Прошло почти два месяца. Изабель получила от профессора Авилова надписанный для нее экземпляр статьи, которая должна была появиться в ближайшем номере журнала «Генная терапия», и прочла ее со смешанным чувством. Имена пациентов, естественно, не назывались, но по представленным данным можно было сделать вывод, что Эдмундо лечение помогло. Во всяком случае, в работе шла речь о нескольких больных примерно того же возраста, которых доктор Авилов спас. Потом мама подтвердила ее догадки.

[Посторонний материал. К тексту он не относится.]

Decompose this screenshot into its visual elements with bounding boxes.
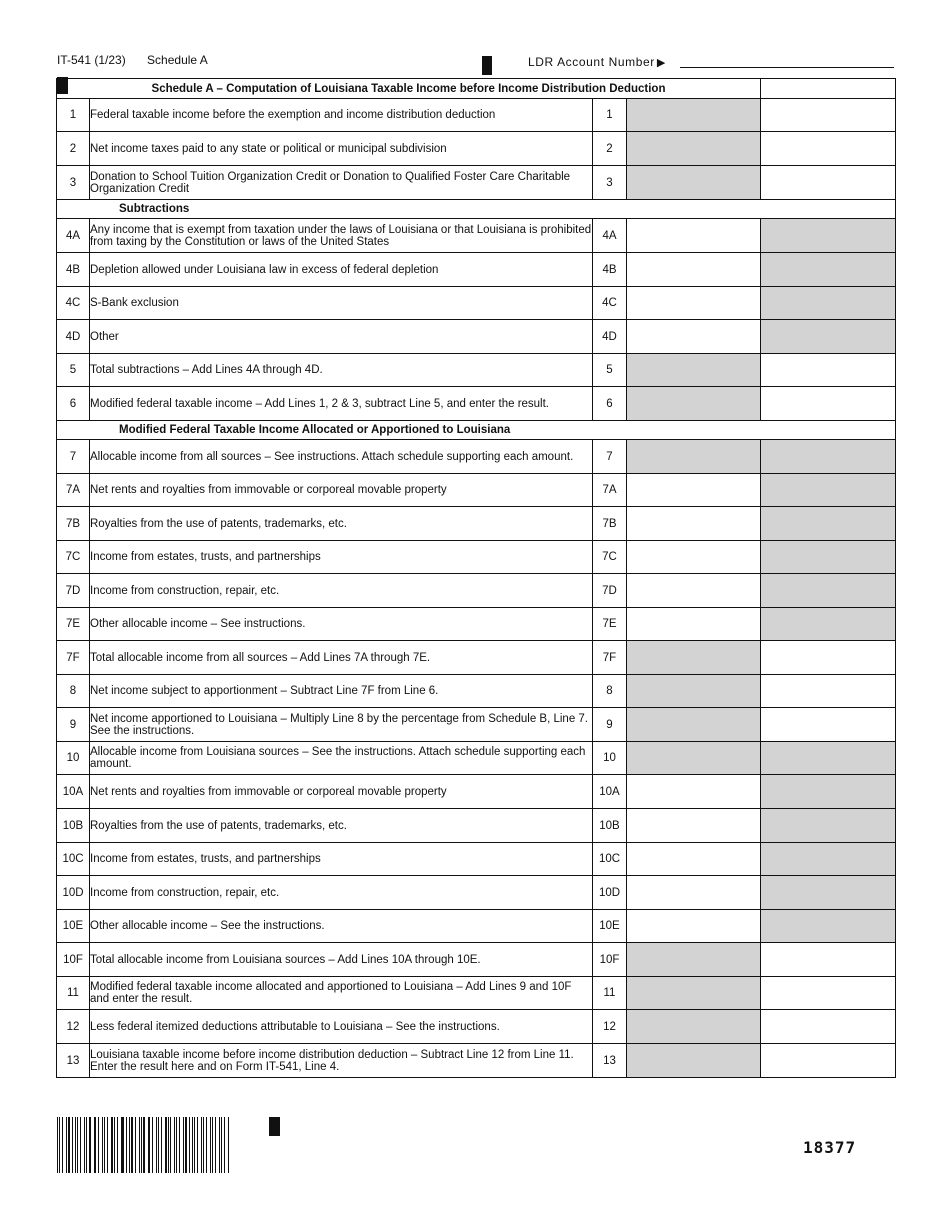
form-id: IT-541 (1/23) — [57, 53, 126, 67]
line-description: Royalties from the use of patents, trademarks, etc. — [90, 809, 593, 843]
amount-field-inner — [627, 1010, 761, 1044]
barcode-bar — [59, 1117, 60, 1173]
line-description: Net income taxes paid to any state or political or municipal subdivision — [90, 132, 593, 166]
registration-mark-top — [482, 56, 492, 75]
line-number: 11 — [57, 977, 90, 1010]
line-number: 4A — [57, 219, 90, 253]
line-number: 10 — [57, 742, 90, 775]
amount-field-inner[interactable] — [627, 843, 761, 876]
line-description: Louisiana taxable income before income distribution deduction – Subtract Line 12 from Line 11. Enter the result here and on Form IT-541, Line 4. — [90, 1044, 593, 1078]
amount-field-inner[interactable] — [627, 507, 761, 541]
table-row — [57, 440, 896, 474]
barcode-bar — [107, 1117, 108, 1173]
barcode-bar — [183, 1117, 184, 1173]
form-header — [57, 53, 208, 67]
line-box-label: 8 — [593, 675, 627, 708]
line-number: 7B — [57, 507, 90, 541]
table-row — [57, 132, 896, 166]
barcode-bar — [148, 1117, 149, 1173]
line-box-label: 1 — [593, 99, 627, 132]
barcode-bar — [122, 1117, 123, 1173]
barcode-bar — [84, 1117, 85, 1173]
line-description: Modified federal taxable income – Add Lines 1, 2 & 3, subtract Line 5, and enter the result. — [90, 387, 593, 421]
registration-mark-bottom — [269, 1117, 280, 1136]
right-triangle-icon: ▶ — [656, 57, 666, 69]
barcode-bar — [203, 1117, 204, 1173]
line-box-label: 4C — [593, 287, 627, 320]
line-number: 8 — [57, 675, 90, 708]
barcode-bar — [62, 1117, 63, 1173]
amount-field-outer — [761, 809, 896, 843]
line-description: Net rents and royalties from immovable or corporeal movable property — [90, 474, 593, 507]
table-row — [57, 910, 896, 943]
line-box-label: 4D — [593, 320, 627, 354]
line-description: Net income subject to apportionment – Subtract Line 7F from Line 6. — [90, 675, 593, 708]
line-number: 7C — [57, 541, 90, 574]
amount-field-outer — [761, 440, 896, 474]
line-box-label: 10F — [593, 943, 627, 977]
table-row — [57, 675, 896, 708]
line-description: Total allocable income from Louisiana sources – Add Lines 10A through 10E. — [90, 943, 593, 977]
line-box-label: 4A — [593, 219, 627, 253]
line-number: 4B — [57, 253, 90, 287]
amount-field-inner[interactable] — [627, 809, 761, 843]
table-row — [57, 287, 896, 320]
amount-field-outer — [761, 253, 896, 287]
amount-field-inner[interactable] — [627, 775, 761, 809]
table-row — [57, 742, 896, 775]
line-box-label: 2 — [593, 132, 627, 166]
barcode-bar — [152, 1117, 153, 1173]
amount-field-outer — [761, 219, 896, 253]
line-description: Modified federal taxable income allocated and apportioned to Louisiana – Add Lines 9 and 10F and enter the result. — [90, 977, 593, 1010]
line-number: 10A — [57, 775, 90, 809]
amount-field-outer — [761, 474, 896, 507]
amount-field-inner[interactable] — [627, 541, 761, 574]
amount-field-inner[interactable] — [627, 219, 761, 253]
line-description: Net rents and royalties from immovable or corporeal movable property — [90, 775, 593, 809]
line-number: 10C — [57, 843, 90, 876]
barcode-bar — [104, 1117, 105, 1173]
table-row — [57, 1010, 896, 1044]
barcode-bar — [174, 1117, 175, 1173]
amount-field-outer — [761, 876, 896, 910]
line-number: 2 — [57, 132, 90, 166]
table-row — [57, 574, 896, 608]
barcode-bar — [77, 1117, 78, 1173]
table-row — [57, 354, 896, 387]
barcode-bar — [126, 1117, 127, 1173]
line-description: Income from estates, trusts, and partnerships — [90, 541, 593, 574]
barcode-bar — [210, 1117, 211, 1173]
table-row — [57, 943, 896, 977]
table-row — [57, 387, 896, 421]
amount-field-inner — [627, 977, 761, 1010]
line-box-label: 10B — [593, 809, 627, 843]
barcode-bar — [176, 1117, 177, 1173]
amount-field-outer[interactable] — [761, 1044, 896, 1078]
amount-field-inner — [627, 132, 761, 166]
line-number: 4D — [57, 320, 90, 354]
barcode-bar — [206, 1117, 207, 1173]
barcode-bar — [149, 1117, 150, 1173]
amount-field-inner[interactable] — [627, 910, 761, 943]
table-row — [57, 166, 896, 200]
account-number-field[interactable] — [680, 67, 894, 68]
amount-field-inner[interactable] — [627, 287, 761, 320]
table-row — [57, 876, 896, 910]
line-number: 10F — [57, 943, 90, 977]
line-number: 7F — [57, 641, 90, 675]
table-row — [57, 1044, 896, 1078]
amount-field-outer[interactable] — [761, 708, 896, 742]
schedule-a-table — [56, 78, 896, 1078]
barcode-bar — [185, 1117, 187, 1173]
form-number: 18377 — [803, 1138, 857, 1157]
line-description: Total subtractions – Add Lines 4A through 4D. — [90, 354, 593, 387]
amount-field-outer — [761, 775, 896, 809]
barcode-bar — [117, 1117, 118, 1173]
table-row — [57, 474, 896, 507]
line-box-label: 12 — [593, 1010, 627, 1044]
account-number-label: LDR Account Number ▶ — [528, 55, 666, 69]
amount-field-inner[interactable] — [627, 876, 761, 910]
barcode-bar — [201, 1117, 202, 1173]
amount-field-inner[interactable] — [627, 320, 761, 354]
barcode-bar — [66, 1117, 67, 1173]
line-number: 9 — [57, 708, 90, 742]
line-description: Net income apportioned to Louisiana – Multiply Line 8 by the percentage from Schedule B, Line 7. See the instructions. — [90, 708, 593, 742]
amount-field-outer — [761, 742, 896, 775]
line-box-label: 6 — [593, 387, 627, 421]
amount-field-outer — [761, 507, 896, 541]
amount-field-inner — [627, 387, 761, 421]
line-number: 13 — [57, 1044, 90, 1078]
barcode-bar — [111, 1117, 113, 1173]
barcode-bar — [156, 1117, 157, 1173]
line-number: 1 — [57, 99, 90, 132]
line-box-label: 7A — [593, 474, 627, 507]
amount-field-inner[interactable] — [627, 574, 761, 608]
line-box-label: 7F — [593, 641, 627, 675]
line-box-label: 4B — [593, 253, 627, 287]
amount-field-outer — [761, 608, 896, 641]
amount-field-inner — [627, 440, 761, 474]
table-row — [57, 775, 896, 809]
amount-field-outer — [761, 541, 896, 574]
table-row — [57, 219, 896, 253]
line-description: Allocable income from Louisiana sources – See the instructions. Attach schedule supporting each amount. — [90, 742, 593, 775]
line-number: 12 — [57, 1010, 90, 1044]
amount-field-inner[interactable] — [627, 474, 761, 507]
line-description: Income from construction, repair, etc. — [90, 876, 593, 910]
line-box-label: 9 — [593, 708, 627, 742]
barcode-bar — [141, 1117, 142, 1173]
amount-field-inner — [627, 675, 761, 708]
amount-field-outer[interactable] — [761, 977, 896, 1010]
barcode-bar — [86, 1117, 87, 1173]
line-description: S-Bank exclusion — [90, 287, 593, 320]
barcode-bar — [139, 1117, 140, 1173]
line-description: Depletion allowed under Louisiana law in excess of federal depletion — [90, 253, 593, 287]
amount-field-outer — [761, 574, 896, 608]
line-description: Other allocable income – See the instructions. — [90, 910, 593, 943]
line-box-label: 11 — [593, 977, 627, 1010]
barcode-bar — [94, 1117, 95, 1173]
line-description: Allocable income from all sources – See instructions. Attach schedule supporting each amount. — [90, 440, 593, 474]
line-box-label: 7D — [593, 574, 627, 608]
amount-field-inner — [627, 943, 761, 977]
amount-field-outer[interactable] — [761, 641, 896, 675]
line-number: 6 — [57, 387, 90, 421]
amount-field-outer[interactable] — [761, 387, 896, 421]
line-box-label: 13 — [593, 1044, 627, 1078]
amount-field-inner — [627, 708, 761, 742]
table-row — [57, 809, 896, 843]
line-description: Less federal itemized deductions attributable to Louisiana – See the instructions. — [90, 1010, 593, 1044]
line-description: Royalties from the use of patents, trademarks, etc. — [90, 507, 593, 541]
barcode-bar — [192, 1117, 193, 1173]
barcode-bar — [68, 1117, 70, 1173]
barcode-bar — [57, 1117, 58, 1173]
line-number: 10D — [57, 876, 90, 910]
line-number: 10E — [57, 910, 90, 943]
table-row — [57, 843, 896, 876]
amount-field-inner — [627, 641, 761, 675]
line-box-label: 7 — [593, 440, 627, 474]
amount-field-outer — [761, 320, 896, 354]
amount-field-inner[interactable] — [627, 608, 761, 641]
line-number: 7 — [57, 440, 90, 474]
barcode-bar — [219, 1117, 220, 1173]
line-box-label: 10C — [593, 843, 627, 876]
line-number: 10B — [57, 809, 90, 843]
amount-field-outer[interactable] — [761, 943, 896, 977]
barcode-bar — [224, 1117, 225, 1173]
barcode-bar — [165, 1117, 167, 1173]
amount-field-outer — [761, 843, 896, 876]
barcode-bar — [72, 1117, 73, 1173]
amount-field-inner — [627, 354, 761, 387]
line-box-label: 7E — [593, 608, 627, 641]
barcode-bar — [170, 1117, 171, 1173]
barcode-bar — [228, 1117, 229, 1173]
table-row — [57, 507, 896, 541]
line-box-label: 7C — [593, 541, 627, 574]
amount-field-outer[interactable] — [761, 99, 896, 132]
barcode-bar — [215, 1117, 216, 1173]
barcode-bar — [114, 1117, 115, 1173]
schedule-title: Schedule A – Computation of Louisiana Taxable Income before Income Distribution Deduction — [57, 79, 761, 99]
barcode-bar — [121, 1117, 122, 1173]
amount-field-inner — [627, 1044, 761, 1078]
barcode-bar — [80, 1117, 81, 1173]
line-number: 7A — [57, 474, 90, 507]
barcode-bar — [75, 1117, 76, 1173]
line-number: 5 — [57, 354, 90, 387]
amount-field-inner — [627, 742, 761, 775]
table-row — [57, 641, 896, 675]
amount-field-outer[interactable] — [761, 1010, 896, 1044]
line-box-label: 10D — [593, 876, 627, 910]
line-box-label: 5 — [593, 354, 627, 387]
barcode-bar — [161, 1117, 162, 1173]
amount-field-outer — [761, 287, 896, 320]
barcode-bar — [131, 1117, 133, 1173]
barcode-bar — [158, 1117, 159, 1173]
table-row — [57, 708, 896, 742]
barcode-bar — [129, 1117, 130, 1173]
line-box-label: 3 — [593, 166, 627, 200]
barcode-bar — [221, 1117, 222, 1173]
table-row — [57, 977, 896, 1010]
barcode-icon — [57, 1117, 229, 1173]
line-description: Other — [90, 320, 593, 354]
table-row — [57, 541, 896, 574]
line-description: Income from estates, trusts, and partnerships — [90, 843, 593, 876]
amount-field-outer[interactable] — [761, 354, 896, 387]
table-row — [57, 253, 896, 287]
barcode-bar — [135, 1117, 136, 1173]
barcode-bar — [189, 1117, 190, 1173]
barcode-bar — [102, 1117, 103, 1173]
amount-field-inner — [627, 166, 761, 200]
barcode-bar — [143, 1117, 144, 1173]
amount-field-outer — [761, 910, 896, 943]
line-description: Income from construction, repair, etc. — [90, 574, 593, 608]
amount-field-inner — [627, 99, 761, 132]
title-blank-cell — [761, 79, 896, 99]
amount-field-outer[interactable] — [761, 166, 896, 200]
line-number: 3 — [57, 166, 90, 200]
barcode-bar — [197, 1117, 198, 1173]
barcode-bar — [194, 1117, 195, 1173]
line-box-label: 10E — [593, 910, 627, 943]
section-header — [57, 200, 896, 219]
table-row — [57, 608, 896, 641]
amount-field-outer[interactable] — [761, 675, 896, 708]
line-box-label: 10 — [593, 742, 627, 775]
line-box-label: 10A — [593, 775, 627, 809]
line-number: 7D — [57, 574, 90, 608]
barcode-bar — [212, 1117, 214, 1173]
table-row — [57, 320, 896, 354]
line-description: Any income that is exempt from taxation under the laws of Louisiana or that Louisiana is prohibited from taxing by the Constitution or laws of the United States — [90, 219, 593, 253]
amount-field-inner[interactable] — [627, 253, 761, 287]
line-number: 7E — [57, 608, 90, 641]
line-box-label: 7B — [593, 507, 627, 541]
barcode-bar — [89, 1117, 91, 1173]
barcode-bar — [179, 1117, 180, 1173]
line-description: Total allocable income from all sources – Add Lines 7A through 7E. — [90, 641, 593, 675]
line-description: Federal taxable income before the exemption and income distribution deduction — [90, 99, 593, 132]
section-header — [57, 421, 896, 440]
amount-field-outer[interactable] — [761, 132, 896, 166]
line-description: Donation to School Tuition Organization Credit or Donation to Qualified Foster Care Charitable Organization Credit — [90, 166, 593, 200]
table-row — [57, 99, 896, 132]
line-description: Other allocable income – See instructions. — [90, 608, 593, 641]
section-label: Modified Federal Taxable Income Allocated or Apportioned to Louisiana — [57, 421, 896, 440]
section-label: Subtractions — [57, 200, 896, 219]
barcode-bar — [98, 1117, 99, 1173]
line-number: 4C — [57, 287, 90, 320]
barcode-bar — [168, 1117, 169, 1173]
barcode-bar — [95, 1117, 96, 1173]
schedule-label: Schedule A — [147, 53, 208, 67]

С профессиональной точки зрения к работе трудно было придраться. Дело свое Авилов, бесспорно, знал. Без высокопарных эпитетов он так преподнес свои достижения, что они тут же попали на первую полосу «Нью-Йорк таймс».
В статье много говорилось о последствиях авиловского открытия. Не вызывало сомнений, что, получив, благодаря созданному им ретровирусу, возможность бороться с таким тяжким недугом и восстанавливать здоровье пациентов, медики смогут существенно продвинуться в лечении и другого тяжелого заболевания — болезни Альцгеймера.
Из очерка также следовало, что бывший советский ученый оказался хорошо приспособлен к условиям капиталистического общества. Восхищаясь работой Авилова, бравший у него интервью журналист не скрывал и того, что русский профессор — материалист до мозга костей. Газета приводила слова самого Авилова: «У меня красавица-жена, трое чудесных ребятишек и четыре классических спортивных автомобиля».
По счастливому стечению обстоятельств, вскоре научный мир ждало главное событие года. В Стокгольме профильные комитеты уже оценивали достоинства тех или иных соискателей премии в разных областях: медицины, химии, литературы и физики. Официально имена лауреатов должны быть объявлены в октябре, а вручение по традиции происходит десятого декабря, в годовщину смерти Альфреда Нобеля.